Similarly, specialized corporate courts recognize that adjudicating corporate disputes requires regulating their own powers relative to the shareholders and managers. This expertise goes much beyond resistance to judicial error or bias and the vagaries of politics
—even if our constitutional or corporate judges avoid partisanship, it takes a different skillset to know when judicial intervention is not appropriate despite the judge’s best judgment as to what might be an unbiased understanding of a legal dispute.
In other words, specialized corporate courts are needed not only because of how they resolve corporate disputes but because they know when to do so and, more importantly, when not to do so. Rather than presuming they must resolve all corporate governance disputes, these courts consider what is the most efficient resolution of each dispute. Sometimes direct court intervention is best; other times creating rules that will allow shareholders to resolve the issue themselves is more appropriate. The utility of a specialized corporate court stems from the fact that it views itself not as an adjudicator overseeing a dispute between two distant parties. Rather, specialized corporate courts recognize that they are ongoing participants in a triangular relationship.
To be sure, specialized corporate courts continue to perform the core adjudicatory functions common to all courts, including the efficient management of trial proceedings, the development of precedent, the supervision of settlements, and the evaluation of expert testimony.
The distinguishing feature of specialized corporate courts, however, lies in their capacity to regulate their own institutional role within the ongoing, tripartite relationship among shareholders, managers, and the judiciary. Identifying this salient self-regulatory function is essential to understanding the distinctive role of specialized corporate courts.
Given the necessity of specialization, Tesla’s move to Texas is strategic, even though Texas’s specialized corporate law courts are still in their infancy. While a successful specialized court in Texas, following this Essay’s blueprint, would offer benefits similar to those in Delaware, Texas has a unique advantage: It is Tesla’s home state, hosting some of Tesla’s factories and its headquarters.
Unlike Delaware, which is only interested in collecting incorporation fees, Texas is also interested in the benefits of Tesla’s business activity and its impact on the state’s economy. Texas can provide insulation from hostile takeovers and hedge fund activism, prioritizing not only shareholder profits but also the welfare of employees and other residents.
This environment enables Tesla to pursue long-term, innovative projects that benefit employees and, eventually, shareholders as well.

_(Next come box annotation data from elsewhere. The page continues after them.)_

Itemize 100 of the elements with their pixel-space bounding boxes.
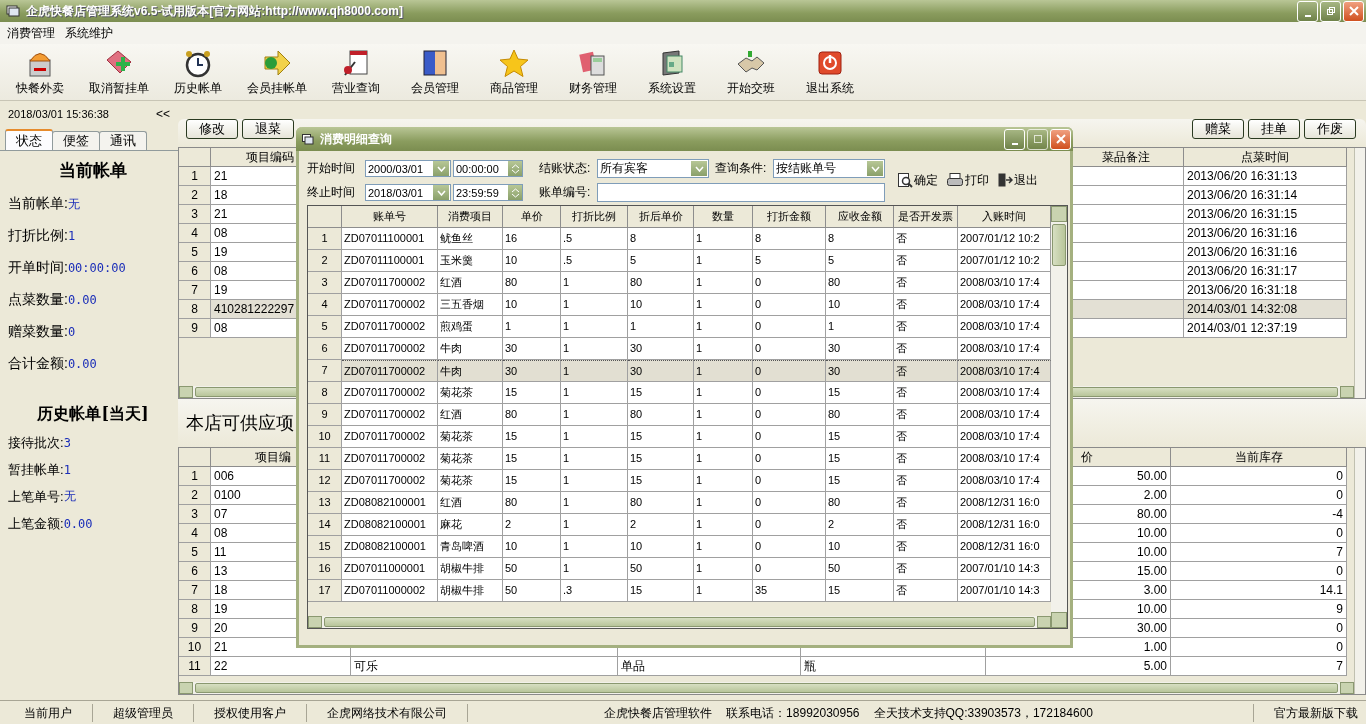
table-cell: 1 [694,228,753,250]
restore-button[interactable] [1320,0,1341,22]
toolbar-button[interactable]: 退出 [995,171,1040,189]
table-cell: 否 [894,448,958,470]
field-value: 1 [67,229,76,243]
table-cell: 三五香烟 [438,294,503,316]
table-cell: .3 [561,580,628,602]
table-cell: 1 [694,558,753,580]
toolbar-button[interactable]: 快餐外卖 [0,46,79,100]
horizontal-scrollbar[interactable] [308,616,1051,628]
time-spinner[interactable]: 23:59:59 [453,184,523,201]
row-number: 10 [308,426,342,448]
menu-item[interactable]: 系统维护 [65,24,113,42]
row-number: 3 [179,205,211,224]
table-cell: 10 [503,294,561,316]
collapse-button[interactable]: << [156,107,170,121]
table-cell: 10 [503,536,561,558]
time-spinner[interactable]: 00:00:00 [453,160,523,177]
condition-dropdown[interactable]: 按结账单号 [773,159,885,178]
table-cell: 30 [628,360,694,382]
toolbar-button[interactable]: 历史帐单 [158,46,237,100]
table-cell: ZD07011000002 [342,580,438,602]
action-button[interactable]: 修改 [186,119,238,139]
toolbar-button[interactable]: 确定 [895,171,940,189]
table-cell: 1 [694,294,753,316]
action-button[interactable]: 退菜 [242,119,294,139]
toolbar-button[interactable]: 会员管理 [395,46,474,100]
toolbar-button[interactable]: 取消暂挂单 [79,46,158,100]
action-button[interactable]: 作废 [1304,119,1356,139]
table-cell: 1 [561,492,628,514]
table-cell: 10 [826,294,894,316]
section-title: 本店可供应项 [186,412,294,435]
printer-icon [946,172,964,188]
toolbar-button[interactable]: 开始交班 [711,46,790,100]
table-cell: 1 [561,514,628,536]
tab[interactable]: 便签 [52,131,100,150]
search-icon [897,172,913,188]
table-cell: 15 [628,448,694,470]
tab[interactable]: 状态 [5,129,53,150]
table-cell: 15 [503,382,561,404]
table-cell: 0 [753,558,826,580]
table-cell: 1 [561,316,628,338]
table-cell: .5 [561,250,628,272]
row-number: 8 [179,300,211,319]
vertical-scrollbar[interactable] [1354,148,1365,398]
row-number: 2 [308,250,342,272]
toolbar-button[interactable]: 营业查询 [316,46,395,100]
field-label: 点菜数量: [8,291,68,309]
minimize-button[interactable] [1297,0,1318,22]
field-value: 0.00 [67,293,97,307]
action-button[interactable]: 挂单 [1248,119,1300,139]
table-cell: 青岛啤酒 [438,536,503,558]
menu-item[interactable]: 消费管理 [7,24,55,42]
row-number: 9 [308,404,342,426]
row-number: 11 [308,448,342,470]
close-icon [1055,134,1066,144]
table-cell: 2014/03/01 12:37:19 [1184,319,1347,338]
toolbar-button[interactable]: 系统设置 [632,46,711,100]
restore-icon [1325,6,1336,16]
toolbar-button[interactable]: 退出系统 [790,46,869,100]
vertical-scrollbar[interactable] [1051,206,1067,628]
table-cell: 2013/06/20 16:31:17 [1184,262,1347,281]
table-cell: 0 [753,338,826,360]
column-header: 当前库存 [1171,448,1347,467]
table-cell: 1 [694,536,753,558]
status-link[interactable]: 官方最新版下载 [1253,704,1366,722]
field-label: 上笔金额: [8,514,64,533]
toolbar-button[interactable]: 会员挂帐单 [237,46,316,100]
toolbar-button[interactable]: 财务管理 [553,46,632,100]
table-cell: ZD08082100001 [342,492,438,514]
dollar-arrow-icon [261,48,292,78]
table-cell: ZD07011700002 [342,338,438,360]
dialog-title: 消费明细查询 [320,130,393,148]
table-cell: 80 [503,272,561,294]
toolbar-button[interactable]: 商品管理 [474,46,553,100]
date-picker[interactable]: 2000/03/01 [365,160,451,177]
action-button[interactable]: 赠菜 [1192,119,1244,139]
table-cell: 2013/06/20 16:31:15 [1184,205,1347,224]
horizontal-scrollbar[interactable] [179,682,1354,694]
status-dropdown[interactable]: 所有宾客 [597,159,709,178]
date-picker[interactable]: 2018/03/01 [365,184,451,201]
tab[interactable]: 通讯 [99,131,147,150]
vertical-scrollbar[interactable] [1354,448,1365,694]
toolbar-button[interactable]: 打印 [944,171,991,189]
minimize-button[interactable] [1004,128,1025,150]
table-cell: 胡椒牛排 [438,580,503,602]
input-field[interactable] [597,183,885,202]
table-cell: 否 [894,470,958,492]
row-number: 8 [179,600,211,619]
row-number: 15 [308,536,342,558]
close-button[interactable] [1050,128,1071,150]
table-cell: 80 [628,272,694,294]
field-label: 上笔单号: [8,487,64,506]
table-cell: 否 [894,316,958,338]
star-icon [498,48,529,78]
table-cell: 15 [826,580,894,602]
maximize-button[interactable] [1027,128,1048,150]
field-value: 无 [63,488,76,505]
close-button[interactable] [1343,0,1364,22]
table-cell: 1 [561,536,628,558]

This Essay offers a novel justification for specialized corporate courts by examining their unique role in regulating corporate affairs. Part I analyzes the participation of the courts in the incomplete contract between shareholders and management, identifies the prototypes of corporate value loss, and explains how the parties would like to address them. Part II discusses “mismanagement” losses, explaining why judicial intervention is inefficient in these cases. Part III contrasts “mismanagement” with “managerial takings,” when shareholders cannot adequately address losses independently, thus warranting judicial intervention. Part IV argues for specialized courts over general courts given their reluctance to adjudicate mismanagement cases and their ability to address takings cases effectively. This Part presents a new rationale for the business judgment rule and related review doctrines, considering specialized corporate courts’ proper role in managing the ongoing management–shareholder relationship, and these courts’ relationship with legislative bodies. Lastly, this Part discusses legislative interventions as a form of correcting judicial mistakes. Using this novel framework, Part V resolves the issues underlying the Tesla jurisdictional dispute and draws out the profound policy implications for the future development of state corporate law.